Denmark Still Deciding on Russian-German Pipeline

BERLIN (AP) — Denmark's foreign minister Anders Samuelsen said Wednesday his country hasn't yet decided whether to allow a joint German-Russian gas pipeline to pass through its territorial waters, but suggested Moscow's continued aggression in Ukraine was making it less likely to be approved.

The Baltic Sea pipeline would bring Russian gas directly to Germany, skirting Poland and Ukraine, and has prompted criticism from them, the U.S. and others.

 Samuelsen said after meeting with German counterpart Heiko Maas in Berlin that once it's time for a final decision, the government in Copenhagen will evaluate "what is going on in Russia and the way that they treat Ukraine."

With ongoing aggression, however, he said Russia is "definitely not working in the interest of Denmark in general."

Danish authorities are currently evaluating one application from Russia's state-owned Gazprom for the pipeline to go through Danish territorial waters, which includes an "assessment of environmental and safety implications as well as an assessment of the project's compatibility with Danish foreign, security and defense policy interests," according to Samuelsen's office.

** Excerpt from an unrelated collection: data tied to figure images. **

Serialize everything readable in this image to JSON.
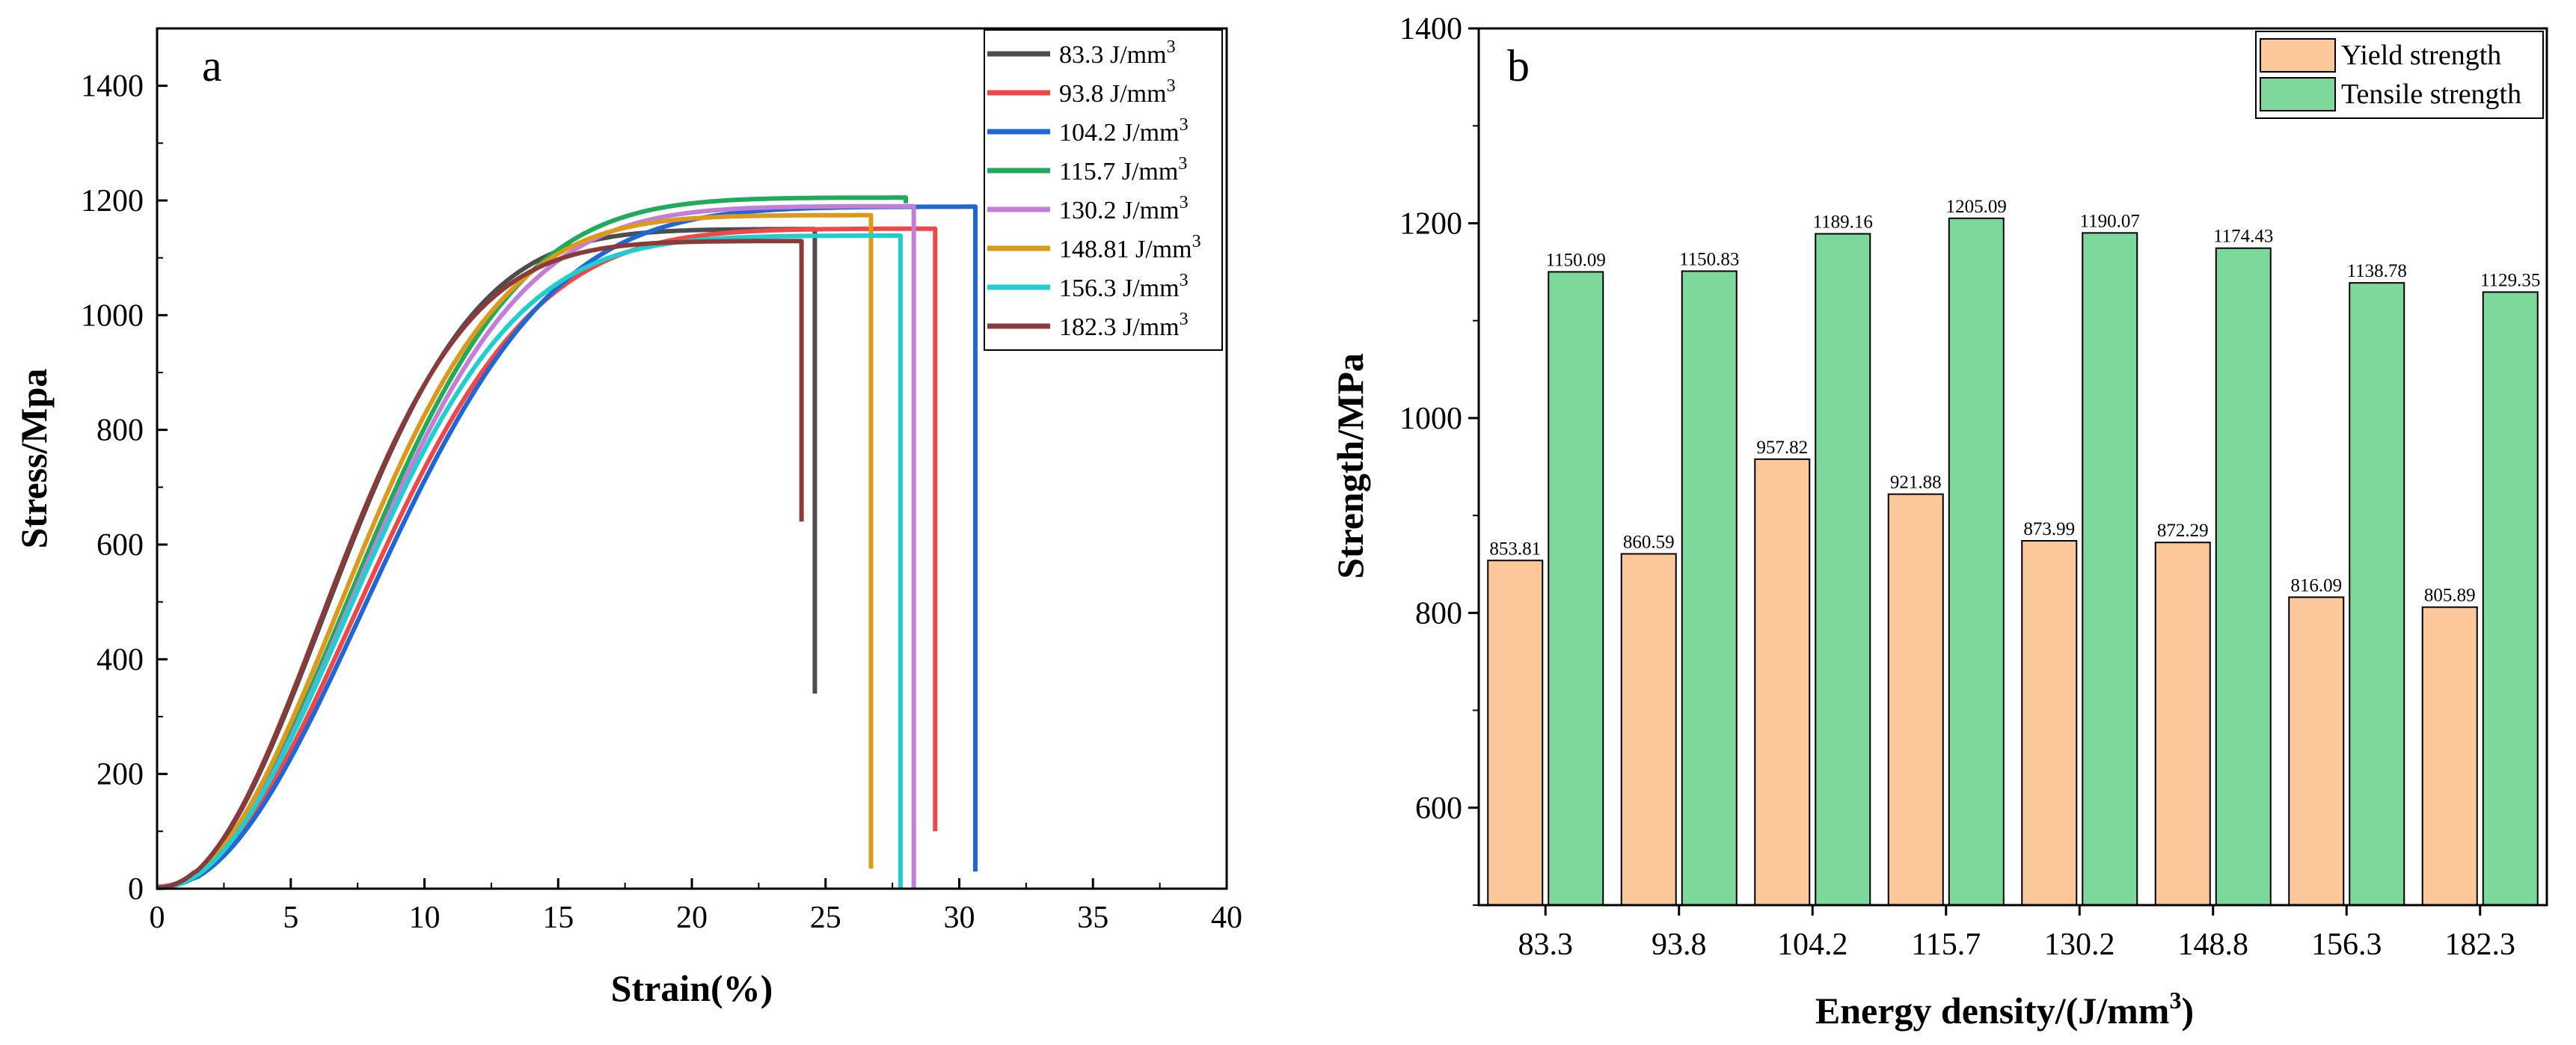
{
  "chart_data": [
    {
      "type": "line",
      "panel_label": "a",
      "xlabel": "Strain(%)",
      "ylabel": "Stress/Mpa",
      "xlim": [
        0,
        40
      ],
      "ylim": [
        0,
        1500
      ],
      "xticks": [
        "0",
        "5",
        "10",
        "15",
        "20",
        "25",
        "30",
        "35",
        "40"
      ],
      "yticks": [
        "0",
        "200",
        "400",
        "600",
        "800",
        "1000",
        "1200",
        "1400"
      ],
      "legend_position": "top-right",
      "series": [
        {
          "name": "83.3 J/mm",
          "sup": "3",
          "color": "#4d4d4d",
          "E": [
            2,
            115,
            148
          ],
          "fail": 24.6,
          "end": 340
        },
        {
          "name": "93.8 J/mm",
          "sup": "3",
          "color": "#f04848",
          "E": [
            3,
            98,
            115
          ],
          "fail": 29.1,
          "end": 100
        },
        {
          "name": "104.2 J/mm",
          "sup": "3",
          "color": "#1f66d6",
          "E": [
            2,
            110,
            125
          ],
          "fail": 30.6,
          "end": 30
        },
        {
          "name": "115.7 J/mm",
          "sup": "3",
          "color": "#1faa5c",
          "E": [
            1,
            118,
            155
          ],
          "fail": 28.0,
          "end": 1195
        },
        {
          "name": "130.2 J/mm",
          "sup": "3",
          "color": "#c27ed9",
          "E": [
            4,
            100,
            140
          ],
          "fail": 28.3,
          "end": 0
        },
        {
          "name": "148.81 J/mm",
          "sup": "3",
          "color": "#dd9a1a",
          "E": [
            2,
            112,
            148
          ],
          "fail": 26.7,
          "end": 35
        },
        {
          "name": "156.3 J/mm",
          "sup": "3",
          "color": "#1fcfcf",
          "E": [
            1,
            118,
            145
          ],
          "fail": 27.8,
          "end": 0
        },
        {
          "name": "182.3 J/mm",
          "sup": "3",
          "color": "#8b3a3a",
          "E": [
            2,
            114,
            148
          ],
          "fail": 24.1,
          "end": 640
        }
      ],
      "uts": [
        1150.09,
        1150.83,
        1189.16,
        1205.09,
        1190.07,
        1174.43,
        1138.78,
        1129.35
      ]
    },
    {
      "type": "bar",
      "panel_label": "b",
      "xlabel": "Energy density/(J/mm",
      "xlabel_sup": "3",
      "xlabel_end": ")",
      "ylabel": "Strength/MPa",
      "ylim": [
        500,
        1400
      ],
      "yticks": [
        "600",
        "800",
        "1000",
        "1200",
        "1400"
      ],
      "categories": [
        "83.3",
        "93.8",
        "104.2",
        "115.7",
        "130.2",
        "148.8",
        "156.3",
        "182.3"
      ],
      "legend_position": "top-right",
      "series": [
        {
          "name": "Yield strength",
          "color": "#fcc89a",
          "values": [
            853.81,
            860.59,
            957.82,
            921.88,
            873.99,
            872.29,
            816.09,
            805.89
          ],
          "labels": [
            "853.81",
            "860.59",
            "957.82",
            "921.88",
            "873.99",
            "872.29",
            "816.09",
            "805.89"
          ]
        },
        {
          "name": "Tensile strength",
          "color": "#7dd89b",
          "values": [
            1150.09,
            1150.83,
            1189.16,
            1205.09,
            1190.07,
            1174.43,
            1138.78,
            1129.35
          ],
          "labels": [
            "1150.09",
            "1150.83",
            "1189.16",
            "1205.09",
            "1190.07",
            "1174.43",
            "1138.78",
            "1129.35"
          ]
        }
      ]
    }
  ]
}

A second application, proposing an alternative route that would still pass through what is called Denmark's exclusive economic zone, is being evaluated by the Danish Energy Agency.

If the routes are rejected, Gazprom would have to make alternate plans that would be more costly and delay the project.

Maas said he understood the situation was complicated, and praised Denmark for putting "precision before speed."